Penso que o enunciado universal “Democracia” é uma expectativa de experiência, e para justificá-lo seus defensores recorrem a inferências indutivas, como diz Karl Popper, um “raciocínio através do qual uma proposição é considerada verdadeira pela sua ligação com outras já tidas como verdadeiras; a proposição que se assume como sendo verdadeira”:
δῆμος (demos ou “povo”)
κράτος (kratos ou “poder”)
Logo, δημοκρατία (dēmokratía ou “governo do povo”)
No entanto, “no sistema político da Atenas Clássica a cidadania democrática abrangia apenas homens, filhos de pai e mãe atenienses, livres e maiores de 21 anos, enquanto estrangeiros, escravos e mulheres eram grupos excluídos da participação política.”
Vale lembrar que até meados do século 19 o sufrágio universal – pleno direito ao voto de todos cidadãos adultos, independentemente de alfabetização, classe, renda, etnia ou sexo, salvo exceções menores – era exclusivo para homens, assim mantendo a democracia nas mãos de alguns do povo.
Explico que meu ponto nesse texto, apesar da sua importância, não é a participação do povo, mas os governantes fantasiosamente escolhidos para representar o povo.
Mantendo a tradição americana, algo tão importante naquele país, o “Orange man” nomeou a filha e genro para Conselheiros do Presidente.
Na última eleição do país das Maravilhas 138 parlamentares com vínculos familiares foram eleitos no primeiro turno.
A Rainha de Copas ao declarar que indicaria o atendente da lanchonete de hamburger para ser Embaixador dos EUA, em função dos laços da pseudo amizade entre os presidentes, deixou claro que faria o possível e impossível para beneficiar sua família.
Na Inglaterra, “um em cada cinco deputados continua a empregar um membro da família, utilizando o dinheiro dos contribuintes, apesar de a prática ter sido proibida para os novos membros do Parlamento [eleitos a 8 de Junho de 2017]”, segundo a BBC.
De acordo com reportagem do jornal El País, Ministros espanhóis não se manifestaram sobre projeto de lei que pudesse afetar sociedade empresárias que tinham relação de amizade (fosse por relação direta ou de familiares).
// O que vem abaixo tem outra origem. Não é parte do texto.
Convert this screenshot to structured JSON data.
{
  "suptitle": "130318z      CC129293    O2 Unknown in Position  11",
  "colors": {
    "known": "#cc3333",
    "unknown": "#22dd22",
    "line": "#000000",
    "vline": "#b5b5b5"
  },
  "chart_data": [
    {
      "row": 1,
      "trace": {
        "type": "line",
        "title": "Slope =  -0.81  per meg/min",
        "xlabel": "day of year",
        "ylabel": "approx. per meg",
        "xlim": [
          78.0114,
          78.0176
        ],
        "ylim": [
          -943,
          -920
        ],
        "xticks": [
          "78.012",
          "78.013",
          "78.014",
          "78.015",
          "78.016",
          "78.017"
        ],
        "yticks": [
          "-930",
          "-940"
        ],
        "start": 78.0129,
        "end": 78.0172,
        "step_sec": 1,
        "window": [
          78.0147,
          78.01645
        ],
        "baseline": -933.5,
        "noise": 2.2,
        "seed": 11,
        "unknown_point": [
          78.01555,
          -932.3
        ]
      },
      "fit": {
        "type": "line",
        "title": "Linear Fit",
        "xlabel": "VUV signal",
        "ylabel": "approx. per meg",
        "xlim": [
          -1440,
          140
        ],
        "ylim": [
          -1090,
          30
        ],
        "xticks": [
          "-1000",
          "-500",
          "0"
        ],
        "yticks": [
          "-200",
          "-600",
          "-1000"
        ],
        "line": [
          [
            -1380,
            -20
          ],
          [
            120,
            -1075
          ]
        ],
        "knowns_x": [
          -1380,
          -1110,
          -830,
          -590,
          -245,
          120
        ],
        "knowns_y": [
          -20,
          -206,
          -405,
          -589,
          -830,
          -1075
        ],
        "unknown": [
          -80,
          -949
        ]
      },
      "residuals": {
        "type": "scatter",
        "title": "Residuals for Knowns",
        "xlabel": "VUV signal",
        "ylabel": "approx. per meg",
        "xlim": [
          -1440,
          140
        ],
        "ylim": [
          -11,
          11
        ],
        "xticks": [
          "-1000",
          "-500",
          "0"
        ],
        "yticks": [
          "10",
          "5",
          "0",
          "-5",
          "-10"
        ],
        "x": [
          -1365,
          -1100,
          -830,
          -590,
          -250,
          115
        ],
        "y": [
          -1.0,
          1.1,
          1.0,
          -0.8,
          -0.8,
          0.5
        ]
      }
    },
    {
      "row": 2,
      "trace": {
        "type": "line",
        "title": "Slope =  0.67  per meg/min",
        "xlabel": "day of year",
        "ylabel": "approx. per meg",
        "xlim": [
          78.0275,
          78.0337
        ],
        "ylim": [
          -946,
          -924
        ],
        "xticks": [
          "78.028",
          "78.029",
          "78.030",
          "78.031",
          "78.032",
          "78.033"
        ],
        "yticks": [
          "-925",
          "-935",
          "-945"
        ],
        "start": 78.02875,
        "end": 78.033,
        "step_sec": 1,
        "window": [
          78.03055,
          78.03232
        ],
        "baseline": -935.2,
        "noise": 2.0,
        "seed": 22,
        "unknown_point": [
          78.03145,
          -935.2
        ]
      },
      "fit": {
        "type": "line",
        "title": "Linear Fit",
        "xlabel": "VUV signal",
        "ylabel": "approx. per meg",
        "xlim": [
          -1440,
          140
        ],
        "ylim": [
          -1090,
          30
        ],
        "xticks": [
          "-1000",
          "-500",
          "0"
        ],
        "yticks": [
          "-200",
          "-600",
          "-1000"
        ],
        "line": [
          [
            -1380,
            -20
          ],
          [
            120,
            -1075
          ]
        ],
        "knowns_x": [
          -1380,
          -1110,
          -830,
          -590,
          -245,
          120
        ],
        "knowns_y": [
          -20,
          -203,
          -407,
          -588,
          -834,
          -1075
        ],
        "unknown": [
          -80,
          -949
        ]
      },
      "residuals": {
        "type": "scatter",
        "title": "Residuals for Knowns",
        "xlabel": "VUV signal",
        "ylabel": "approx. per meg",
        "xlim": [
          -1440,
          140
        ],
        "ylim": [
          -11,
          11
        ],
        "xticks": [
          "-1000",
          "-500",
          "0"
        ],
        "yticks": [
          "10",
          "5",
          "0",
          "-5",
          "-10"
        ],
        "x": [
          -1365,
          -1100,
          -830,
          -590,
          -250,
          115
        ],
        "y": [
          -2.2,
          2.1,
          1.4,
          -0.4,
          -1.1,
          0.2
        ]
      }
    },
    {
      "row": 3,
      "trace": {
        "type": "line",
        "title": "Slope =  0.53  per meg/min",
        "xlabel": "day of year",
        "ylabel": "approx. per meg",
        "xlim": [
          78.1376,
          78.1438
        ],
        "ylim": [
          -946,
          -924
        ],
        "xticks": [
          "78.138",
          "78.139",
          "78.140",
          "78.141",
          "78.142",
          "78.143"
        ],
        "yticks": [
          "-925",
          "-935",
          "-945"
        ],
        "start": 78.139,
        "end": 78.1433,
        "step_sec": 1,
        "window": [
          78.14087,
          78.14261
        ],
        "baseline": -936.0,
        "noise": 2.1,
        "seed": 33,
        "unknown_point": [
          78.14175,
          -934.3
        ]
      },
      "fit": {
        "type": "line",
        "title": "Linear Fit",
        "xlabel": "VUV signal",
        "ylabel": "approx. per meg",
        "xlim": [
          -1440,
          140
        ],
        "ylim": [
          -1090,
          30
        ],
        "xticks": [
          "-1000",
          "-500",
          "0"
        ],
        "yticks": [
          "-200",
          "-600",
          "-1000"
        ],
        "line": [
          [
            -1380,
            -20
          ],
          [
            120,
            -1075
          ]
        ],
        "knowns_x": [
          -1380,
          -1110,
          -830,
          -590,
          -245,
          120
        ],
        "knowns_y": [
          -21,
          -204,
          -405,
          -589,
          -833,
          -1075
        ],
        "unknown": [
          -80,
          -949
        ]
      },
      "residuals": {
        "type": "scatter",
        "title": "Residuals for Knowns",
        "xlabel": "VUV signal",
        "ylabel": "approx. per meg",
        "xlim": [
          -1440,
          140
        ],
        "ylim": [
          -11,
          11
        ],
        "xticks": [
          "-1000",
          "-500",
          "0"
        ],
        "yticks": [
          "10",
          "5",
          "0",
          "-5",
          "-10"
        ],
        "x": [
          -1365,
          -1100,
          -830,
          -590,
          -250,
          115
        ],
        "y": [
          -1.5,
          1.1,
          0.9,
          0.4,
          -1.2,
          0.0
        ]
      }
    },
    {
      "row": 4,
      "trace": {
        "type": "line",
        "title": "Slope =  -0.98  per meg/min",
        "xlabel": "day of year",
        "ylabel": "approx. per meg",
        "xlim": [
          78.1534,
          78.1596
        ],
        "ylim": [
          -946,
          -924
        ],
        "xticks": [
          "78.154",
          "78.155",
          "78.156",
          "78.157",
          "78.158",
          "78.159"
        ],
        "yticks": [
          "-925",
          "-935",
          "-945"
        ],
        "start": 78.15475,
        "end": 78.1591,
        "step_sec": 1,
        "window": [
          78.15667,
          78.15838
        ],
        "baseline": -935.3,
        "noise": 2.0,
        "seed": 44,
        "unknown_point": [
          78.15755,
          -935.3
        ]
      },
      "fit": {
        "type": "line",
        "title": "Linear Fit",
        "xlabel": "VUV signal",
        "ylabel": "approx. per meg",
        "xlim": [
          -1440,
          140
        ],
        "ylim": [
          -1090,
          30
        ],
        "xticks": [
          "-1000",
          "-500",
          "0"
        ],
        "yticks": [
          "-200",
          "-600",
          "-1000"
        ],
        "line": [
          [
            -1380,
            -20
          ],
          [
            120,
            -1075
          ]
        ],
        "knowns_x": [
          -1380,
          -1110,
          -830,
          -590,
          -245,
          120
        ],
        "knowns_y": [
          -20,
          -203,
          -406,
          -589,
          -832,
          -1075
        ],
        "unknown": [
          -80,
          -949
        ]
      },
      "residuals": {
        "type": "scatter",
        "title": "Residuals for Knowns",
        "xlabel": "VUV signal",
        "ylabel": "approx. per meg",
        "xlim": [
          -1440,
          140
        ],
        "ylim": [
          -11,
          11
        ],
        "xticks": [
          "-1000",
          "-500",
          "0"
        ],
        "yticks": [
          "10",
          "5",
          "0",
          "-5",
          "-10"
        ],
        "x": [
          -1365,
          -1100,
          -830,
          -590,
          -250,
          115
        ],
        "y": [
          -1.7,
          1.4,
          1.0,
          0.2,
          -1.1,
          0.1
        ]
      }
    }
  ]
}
Retornando para o país das Maravilhas, a Rainha de Copas, mantendo seu compromisso ao programa do governo de apoio a família, apoiou a candidatura dos seus três filhos, mantendo a herança política contida no Brasil, como demonstra o estudo realizado pelo Departamento Intersindical de Assessoria Parlamentar (DIAP):
“Se você pegar os eleitos em Pernambuco, todos tem relação de parentesco, literalmente todos. Isso está muito caracterizado no Nordeste por conta do fenômeno do coronelismo. Você tem um coronelismo moderno, os caras são donos de televisão, tem grandes fortunas, donos de rádio, tem grande influência no eleitorado influenciado pelo poder financeiro dessas famílias e oligarquias. Essa relação de parentesco tem muita relação com o período escravista. É nome, sobrenome, você chega no interior do Brasil e as pessoas são conhecidas pela relação de parentesco. Se for rico então isso tem muito mais peso. Nos países desenvolvidos isso não existe, isso é mais na periferia dos países em desenvolvimento, e no Brasil em função desse contingente de pessoas alheias à política”, afirmou o analista político e assessor parlamentar Marcos Verlaine, integrante do DIAP.
Noutro estudo o DIAP demonstrou:
“Como explicar o uso feito pela sociedade democrática de um vocabulário político que funciona sobre bases de alusões à família como princípio de realidade social? Atualizadas pela mídia, essas alusões (afilhado político, os pais do partido, herança partidária, herdeiro político…) oferecem uma visão esparsa de significação da democracia e revelam a existência possível de duas esferas teoricamente inconciliáveis, onde uma se realiza mascarando a outra: as idéias de democracia, partido moderno e eleições dissimulando os sinais de família, isto é, do mundo social no político.”
Resta evidente que a rotatividade no Poder praticamente não existe e, por conseguinte, os governantes não escolhidos pelo povo, mas, sim, reconduzidos ao Poder numa dinâmica de manutenção do status a quo.
É necessário lembrar que democracia é antônimo de aristocracia, que é “o governo dos melhores”, onde o poder político é exercido por nobres, pessoas de confiança dos Monarcas ou dos Regentes iniciados na visão filosófica e política.”
Portanto, até quando vamos acreditar que existe democracia ou que vivemos numa democracia?